この図は、推論の予算(計算リソース)を固定したうえで、Parallel Sampling(並列生成)と Sequential Revision(逐次修正)の割合を調整したときの精度変化を示しています。特に右側のグラフでは、問題の難易度(Easy / Medium / Hard)ごとに、最適な推論戦略のバランスが異なることがはっきりと可視化されています。

  • Easyな問題:

    Sequential Revision のみ(Parallel = 0%)でも高い精度が得られる

    → 少ない試行で十分な正答が可能

  • Mediumな問題:

    SequentialとParallelの中間的なバランスが最適

  • Hardな問題:

    Parallel Sampling を多めに取り入れた構成の方が高い精度を示す

    → 幅広い仮説生成が必要

これはつまり、問題の難易度に応じて「探索の深さと広さの配分」を切り替えることで、同じ計算量の中でも推論効率を最大化できるということを示しています。

この設計方針は、論文中で Compute-Optimal Reasoning と呼ばれています。

限られた推論時間(計算リソース)をどう分配するかを設計することで、「より多く使う」から「賢く使う」へとアプローチを転換する戦略です。

実験結果

本論文では、推論戦略を変えるだけでモデルの精度がどれだけ向上するかを、推論時の計算コスト(FLOPs)を揃えた条件で検証しています。評価対象は、並列に複数の答えを生成するParallel Samplingと、1つの答えを段階的に修正していくSequential Revision、およびそのハイブリッド戦略です。

以下の図がその結果を示しています。

左図では、Revisionを重ねるごとに精度が向上し続けており、モデルが自らの出力を段階的に改善できることがわかります。右図では、同じ生成回数でも Sequential戦略の方が一貫して高い精度を出しており、推論の仕方が性能に大きな影響を与えることが示されています。

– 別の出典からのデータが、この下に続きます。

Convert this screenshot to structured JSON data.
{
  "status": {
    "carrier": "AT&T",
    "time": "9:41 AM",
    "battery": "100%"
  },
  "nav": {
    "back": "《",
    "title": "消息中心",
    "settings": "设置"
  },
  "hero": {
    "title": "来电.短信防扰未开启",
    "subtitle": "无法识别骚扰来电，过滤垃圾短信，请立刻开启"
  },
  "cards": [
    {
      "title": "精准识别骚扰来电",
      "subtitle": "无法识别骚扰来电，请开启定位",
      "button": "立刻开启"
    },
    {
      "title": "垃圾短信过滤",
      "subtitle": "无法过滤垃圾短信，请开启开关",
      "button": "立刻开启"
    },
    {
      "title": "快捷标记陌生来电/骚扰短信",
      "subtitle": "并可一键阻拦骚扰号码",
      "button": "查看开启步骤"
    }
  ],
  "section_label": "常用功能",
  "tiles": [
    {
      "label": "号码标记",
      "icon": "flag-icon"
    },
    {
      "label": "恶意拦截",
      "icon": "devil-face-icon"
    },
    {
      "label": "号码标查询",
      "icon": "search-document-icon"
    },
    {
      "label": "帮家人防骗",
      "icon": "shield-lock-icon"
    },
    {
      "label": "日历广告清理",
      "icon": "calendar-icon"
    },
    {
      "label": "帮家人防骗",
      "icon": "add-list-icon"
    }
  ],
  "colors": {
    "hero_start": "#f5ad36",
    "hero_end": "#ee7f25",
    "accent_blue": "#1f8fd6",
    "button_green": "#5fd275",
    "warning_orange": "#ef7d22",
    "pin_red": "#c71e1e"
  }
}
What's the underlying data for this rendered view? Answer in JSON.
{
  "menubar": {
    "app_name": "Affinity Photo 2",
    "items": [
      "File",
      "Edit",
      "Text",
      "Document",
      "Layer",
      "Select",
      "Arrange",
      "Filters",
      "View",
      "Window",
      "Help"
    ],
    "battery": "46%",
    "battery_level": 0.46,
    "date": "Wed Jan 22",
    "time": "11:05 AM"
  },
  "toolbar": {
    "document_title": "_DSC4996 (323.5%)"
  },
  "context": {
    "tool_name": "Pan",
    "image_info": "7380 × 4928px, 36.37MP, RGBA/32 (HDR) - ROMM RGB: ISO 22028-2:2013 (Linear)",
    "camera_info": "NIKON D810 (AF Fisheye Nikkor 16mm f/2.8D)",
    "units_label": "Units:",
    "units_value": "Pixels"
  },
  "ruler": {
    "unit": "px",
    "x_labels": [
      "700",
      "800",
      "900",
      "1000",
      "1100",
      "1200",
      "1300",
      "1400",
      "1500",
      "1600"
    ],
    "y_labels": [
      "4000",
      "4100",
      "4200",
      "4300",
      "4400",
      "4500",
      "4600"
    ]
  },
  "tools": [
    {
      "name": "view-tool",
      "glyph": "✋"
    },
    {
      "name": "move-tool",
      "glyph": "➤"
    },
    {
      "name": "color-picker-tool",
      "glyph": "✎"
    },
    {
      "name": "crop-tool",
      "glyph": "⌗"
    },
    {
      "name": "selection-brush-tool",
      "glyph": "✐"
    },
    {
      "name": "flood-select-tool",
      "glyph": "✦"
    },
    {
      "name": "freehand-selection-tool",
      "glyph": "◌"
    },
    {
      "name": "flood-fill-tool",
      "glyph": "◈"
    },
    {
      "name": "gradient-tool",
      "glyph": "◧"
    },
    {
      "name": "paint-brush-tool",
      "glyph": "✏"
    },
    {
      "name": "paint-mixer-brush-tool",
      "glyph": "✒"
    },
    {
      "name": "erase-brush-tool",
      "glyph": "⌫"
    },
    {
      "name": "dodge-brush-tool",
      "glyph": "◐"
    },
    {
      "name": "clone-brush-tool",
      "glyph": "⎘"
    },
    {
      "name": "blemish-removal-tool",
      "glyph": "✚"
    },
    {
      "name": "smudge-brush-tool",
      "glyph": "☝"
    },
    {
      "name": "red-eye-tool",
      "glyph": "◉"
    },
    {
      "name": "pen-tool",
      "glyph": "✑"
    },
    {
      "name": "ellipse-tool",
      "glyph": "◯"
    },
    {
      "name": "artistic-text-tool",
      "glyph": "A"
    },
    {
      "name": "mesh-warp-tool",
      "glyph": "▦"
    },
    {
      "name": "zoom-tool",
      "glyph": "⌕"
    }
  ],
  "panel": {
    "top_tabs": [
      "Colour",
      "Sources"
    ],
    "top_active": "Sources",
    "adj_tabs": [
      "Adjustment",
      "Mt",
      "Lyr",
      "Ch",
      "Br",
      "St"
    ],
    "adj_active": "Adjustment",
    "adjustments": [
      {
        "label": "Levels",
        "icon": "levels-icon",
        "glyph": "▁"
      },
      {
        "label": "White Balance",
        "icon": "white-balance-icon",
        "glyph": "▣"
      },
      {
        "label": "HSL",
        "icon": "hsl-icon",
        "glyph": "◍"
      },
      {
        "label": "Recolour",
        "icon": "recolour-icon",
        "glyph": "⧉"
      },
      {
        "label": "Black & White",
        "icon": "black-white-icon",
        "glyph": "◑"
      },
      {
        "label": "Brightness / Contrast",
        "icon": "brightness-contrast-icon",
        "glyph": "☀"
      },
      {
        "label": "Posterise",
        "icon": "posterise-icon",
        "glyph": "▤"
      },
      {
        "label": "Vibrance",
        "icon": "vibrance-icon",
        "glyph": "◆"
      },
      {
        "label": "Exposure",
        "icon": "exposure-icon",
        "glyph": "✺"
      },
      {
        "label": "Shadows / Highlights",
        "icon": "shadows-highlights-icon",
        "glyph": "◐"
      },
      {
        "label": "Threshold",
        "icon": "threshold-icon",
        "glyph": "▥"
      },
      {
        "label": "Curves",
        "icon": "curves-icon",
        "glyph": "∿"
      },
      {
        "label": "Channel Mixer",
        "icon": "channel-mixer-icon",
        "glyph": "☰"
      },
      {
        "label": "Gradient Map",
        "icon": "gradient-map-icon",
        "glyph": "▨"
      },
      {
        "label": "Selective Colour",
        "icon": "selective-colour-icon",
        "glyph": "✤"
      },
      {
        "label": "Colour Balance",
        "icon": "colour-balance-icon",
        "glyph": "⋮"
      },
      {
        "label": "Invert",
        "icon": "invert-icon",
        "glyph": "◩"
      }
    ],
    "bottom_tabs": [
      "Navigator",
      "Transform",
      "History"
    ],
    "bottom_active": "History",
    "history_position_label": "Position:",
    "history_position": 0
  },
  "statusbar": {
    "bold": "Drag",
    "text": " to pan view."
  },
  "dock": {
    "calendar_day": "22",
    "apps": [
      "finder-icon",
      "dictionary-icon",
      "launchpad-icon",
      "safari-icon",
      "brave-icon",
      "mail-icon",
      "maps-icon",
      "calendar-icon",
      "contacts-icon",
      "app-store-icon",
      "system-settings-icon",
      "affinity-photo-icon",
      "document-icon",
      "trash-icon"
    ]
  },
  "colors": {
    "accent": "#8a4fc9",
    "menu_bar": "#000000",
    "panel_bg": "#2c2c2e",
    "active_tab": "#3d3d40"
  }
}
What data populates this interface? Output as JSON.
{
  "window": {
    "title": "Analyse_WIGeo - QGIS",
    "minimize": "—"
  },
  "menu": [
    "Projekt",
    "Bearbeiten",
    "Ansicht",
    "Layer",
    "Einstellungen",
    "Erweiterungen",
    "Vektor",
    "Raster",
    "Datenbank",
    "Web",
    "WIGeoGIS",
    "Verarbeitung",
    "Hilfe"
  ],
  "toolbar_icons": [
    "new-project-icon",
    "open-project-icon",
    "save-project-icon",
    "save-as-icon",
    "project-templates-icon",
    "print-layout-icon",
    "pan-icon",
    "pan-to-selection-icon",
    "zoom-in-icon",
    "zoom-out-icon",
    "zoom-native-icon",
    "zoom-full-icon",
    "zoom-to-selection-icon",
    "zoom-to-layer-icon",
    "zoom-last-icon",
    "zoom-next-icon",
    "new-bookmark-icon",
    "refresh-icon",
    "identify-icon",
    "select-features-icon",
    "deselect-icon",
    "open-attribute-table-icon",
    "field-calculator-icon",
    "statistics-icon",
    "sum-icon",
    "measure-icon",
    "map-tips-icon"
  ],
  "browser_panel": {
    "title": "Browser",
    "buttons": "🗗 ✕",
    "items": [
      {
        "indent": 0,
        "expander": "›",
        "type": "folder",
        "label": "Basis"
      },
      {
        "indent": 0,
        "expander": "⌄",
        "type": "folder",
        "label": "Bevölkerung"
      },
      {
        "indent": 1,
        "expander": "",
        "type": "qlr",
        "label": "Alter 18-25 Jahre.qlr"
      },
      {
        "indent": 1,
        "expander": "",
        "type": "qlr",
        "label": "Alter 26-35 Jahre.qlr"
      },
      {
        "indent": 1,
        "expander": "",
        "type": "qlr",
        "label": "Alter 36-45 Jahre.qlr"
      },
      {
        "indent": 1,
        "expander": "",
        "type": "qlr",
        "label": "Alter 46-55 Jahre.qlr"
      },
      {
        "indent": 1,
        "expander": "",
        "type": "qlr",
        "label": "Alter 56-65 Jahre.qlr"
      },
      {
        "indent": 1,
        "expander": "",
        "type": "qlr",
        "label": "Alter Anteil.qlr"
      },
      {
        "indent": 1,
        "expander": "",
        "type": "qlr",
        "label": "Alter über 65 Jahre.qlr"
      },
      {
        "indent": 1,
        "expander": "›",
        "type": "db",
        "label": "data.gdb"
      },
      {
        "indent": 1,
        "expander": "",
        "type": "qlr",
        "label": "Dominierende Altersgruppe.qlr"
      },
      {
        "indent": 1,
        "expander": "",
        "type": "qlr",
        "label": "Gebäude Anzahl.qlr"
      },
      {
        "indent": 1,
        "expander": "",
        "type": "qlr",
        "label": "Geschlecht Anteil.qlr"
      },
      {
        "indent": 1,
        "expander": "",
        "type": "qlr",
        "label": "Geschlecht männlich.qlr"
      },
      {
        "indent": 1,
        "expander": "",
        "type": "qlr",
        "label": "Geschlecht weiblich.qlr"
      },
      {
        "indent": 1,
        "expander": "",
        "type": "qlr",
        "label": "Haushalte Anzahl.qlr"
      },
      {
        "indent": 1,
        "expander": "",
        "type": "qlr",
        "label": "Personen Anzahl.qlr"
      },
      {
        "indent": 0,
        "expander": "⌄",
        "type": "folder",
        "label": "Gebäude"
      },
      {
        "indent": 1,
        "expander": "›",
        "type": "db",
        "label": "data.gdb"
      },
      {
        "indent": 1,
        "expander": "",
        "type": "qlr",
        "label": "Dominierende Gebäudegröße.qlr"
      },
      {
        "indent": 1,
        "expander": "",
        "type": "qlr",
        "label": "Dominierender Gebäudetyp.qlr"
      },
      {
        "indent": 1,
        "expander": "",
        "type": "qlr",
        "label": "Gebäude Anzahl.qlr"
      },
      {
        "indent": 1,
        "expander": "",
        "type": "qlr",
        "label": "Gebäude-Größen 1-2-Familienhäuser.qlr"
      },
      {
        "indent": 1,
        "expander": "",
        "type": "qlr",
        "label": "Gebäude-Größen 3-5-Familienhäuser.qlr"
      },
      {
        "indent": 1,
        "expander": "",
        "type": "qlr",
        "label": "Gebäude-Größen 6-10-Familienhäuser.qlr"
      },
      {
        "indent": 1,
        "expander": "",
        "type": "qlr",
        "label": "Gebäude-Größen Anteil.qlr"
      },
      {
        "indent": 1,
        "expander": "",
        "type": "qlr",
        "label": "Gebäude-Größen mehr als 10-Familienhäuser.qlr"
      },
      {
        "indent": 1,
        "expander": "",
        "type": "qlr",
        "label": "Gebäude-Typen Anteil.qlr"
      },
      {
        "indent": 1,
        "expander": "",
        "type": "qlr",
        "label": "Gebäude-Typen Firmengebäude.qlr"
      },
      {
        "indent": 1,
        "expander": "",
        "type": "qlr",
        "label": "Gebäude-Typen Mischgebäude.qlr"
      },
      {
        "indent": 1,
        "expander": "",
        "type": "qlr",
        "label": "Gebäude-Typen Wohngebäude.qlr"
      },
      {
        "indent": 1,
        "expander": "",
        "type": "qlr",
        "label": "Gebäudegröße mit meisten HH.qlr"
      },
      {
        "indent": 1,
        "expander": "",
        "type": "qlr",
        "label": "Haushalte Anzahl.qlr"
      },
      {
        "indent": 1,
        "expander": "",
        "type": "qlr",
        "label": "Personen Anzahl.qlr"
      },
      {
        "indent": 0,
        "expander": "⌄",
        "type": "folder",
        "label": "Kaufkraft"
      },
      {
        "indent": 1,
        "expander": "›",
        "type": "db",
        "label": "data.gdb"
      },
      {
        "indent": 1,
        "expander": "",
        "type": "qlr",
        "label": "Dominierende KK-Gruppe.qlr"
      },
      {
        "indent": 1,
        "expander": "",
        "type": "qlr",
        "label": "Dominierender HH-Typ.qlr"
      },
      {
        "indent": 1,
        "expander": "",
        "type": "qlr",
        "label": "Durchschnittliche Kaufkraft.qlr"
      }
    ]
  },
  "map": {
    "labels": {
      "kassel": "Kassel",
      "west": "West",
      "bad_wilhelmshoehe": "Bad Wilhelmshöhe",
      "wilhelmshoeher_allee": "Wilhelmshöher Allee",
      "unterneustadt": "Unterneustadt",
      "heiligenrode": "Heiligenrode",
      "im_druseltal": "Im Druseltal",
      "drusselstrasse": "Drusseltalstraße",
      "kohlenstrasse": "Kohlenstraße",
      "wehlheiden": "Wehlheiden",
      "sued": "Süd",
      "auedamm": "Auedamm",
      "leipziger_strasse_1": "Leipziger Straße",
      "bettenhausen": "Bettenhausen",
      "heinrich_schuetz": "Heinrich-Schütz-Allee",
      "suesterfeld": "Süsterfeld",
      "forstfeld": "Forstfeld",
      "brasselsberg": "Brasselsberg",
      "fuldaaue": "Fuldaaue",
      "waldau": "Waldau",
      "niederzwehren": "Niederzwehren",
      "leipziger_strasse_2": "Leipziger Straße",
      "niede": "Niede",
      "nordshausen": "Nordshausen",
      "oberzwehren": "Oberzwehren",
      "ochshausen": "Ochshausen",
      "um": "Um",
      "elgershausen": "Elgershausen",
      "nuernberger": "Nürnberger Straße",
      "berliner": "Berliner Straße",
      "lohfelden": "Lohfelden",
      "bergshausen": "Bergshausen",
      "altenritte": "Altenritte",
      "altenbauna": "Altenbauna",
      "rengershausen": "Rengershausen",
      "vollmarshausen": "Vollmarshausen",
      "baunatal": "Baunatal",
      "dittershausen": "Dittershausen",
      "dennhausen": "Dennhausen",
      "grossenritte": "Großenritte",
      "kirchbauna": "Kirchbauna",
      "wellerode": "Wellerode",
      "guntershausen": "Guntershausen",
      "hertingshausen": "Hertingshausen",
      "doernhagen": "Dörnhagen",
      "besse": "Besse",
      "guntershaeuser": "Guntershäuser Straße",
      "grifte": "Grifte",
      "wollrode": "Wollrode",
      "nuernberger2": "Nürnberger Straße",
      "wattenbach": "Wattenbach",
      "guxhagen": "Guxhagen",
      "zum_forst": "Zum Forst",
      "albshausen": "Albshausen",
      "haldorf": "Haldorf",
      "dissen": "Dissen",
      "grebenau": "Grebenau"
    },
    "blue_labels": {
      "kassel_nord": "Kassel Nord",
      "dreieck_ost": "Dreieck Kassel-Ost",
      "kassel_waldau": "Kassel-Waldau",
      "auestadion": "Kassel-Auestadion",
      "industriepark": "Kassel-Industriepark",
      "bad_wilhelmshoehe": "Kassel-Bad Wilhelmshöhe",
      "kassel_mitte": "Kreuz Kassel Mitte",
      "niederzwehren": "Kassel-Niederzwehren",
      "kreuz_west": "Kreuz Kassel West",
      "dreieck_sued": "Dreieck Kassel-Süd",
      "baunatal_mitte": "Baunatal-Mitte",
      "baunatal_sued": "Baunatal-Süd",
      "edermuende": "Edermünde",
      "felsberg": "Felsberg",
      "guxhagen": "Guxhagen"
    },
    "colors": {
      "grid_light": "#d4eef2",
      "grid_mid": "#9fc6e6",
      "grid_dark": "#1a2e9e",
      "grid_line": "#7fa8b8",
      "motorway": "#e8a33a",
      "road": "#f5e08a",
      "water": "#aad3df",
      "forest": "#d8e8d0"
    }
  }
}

この結果は、モデルのサイズを変えずに「どう考えさせるか」を設計することで、精度を効率的に高められることを定量的に裏づけており、本論文の主張する Compute-Optimal Reasoning の有効性を強く支持するものです。

まとめと展望

本記事では、OpenAIのo系モデルに代表される「Reasoningモデル」の設計思想を理解する手がかりとして、推論アルゴリズムに関する研究「Scaling LLM Test-Time Compute Optimally can be More Effective than Scaling Model Parameters」を紹介してきました。

本論文の最大の貢献は、モデルの性能を引き出すためには、ただパラメータを増やすのではなく、推論時の計算資源の使い方=“どう考えさせるか”の設計が極めて重要であるという視点を、実証的に提示した点にあります。

  • ProposerとVerifierによる推論の分離
  • 問題の難易度に応じた動的な戦略の切り替え
  • FLOPs一定下でも大幅な精度改善が可能であることの実験的検証

これらの知見は、今後のLLM開発において「大きくする」以外の道、つまり小さくても賢くする設計への可能性を開くものです。OpenAIのGPT-o3やGPT-4oのようなモデルが「推論に強い」と評される背景には、こうした設計思想の実装があるのかもしれません。

今後、Reasoning能力を軸にしたLLMの評価や設計がより体系的に発展していくことが期待されます。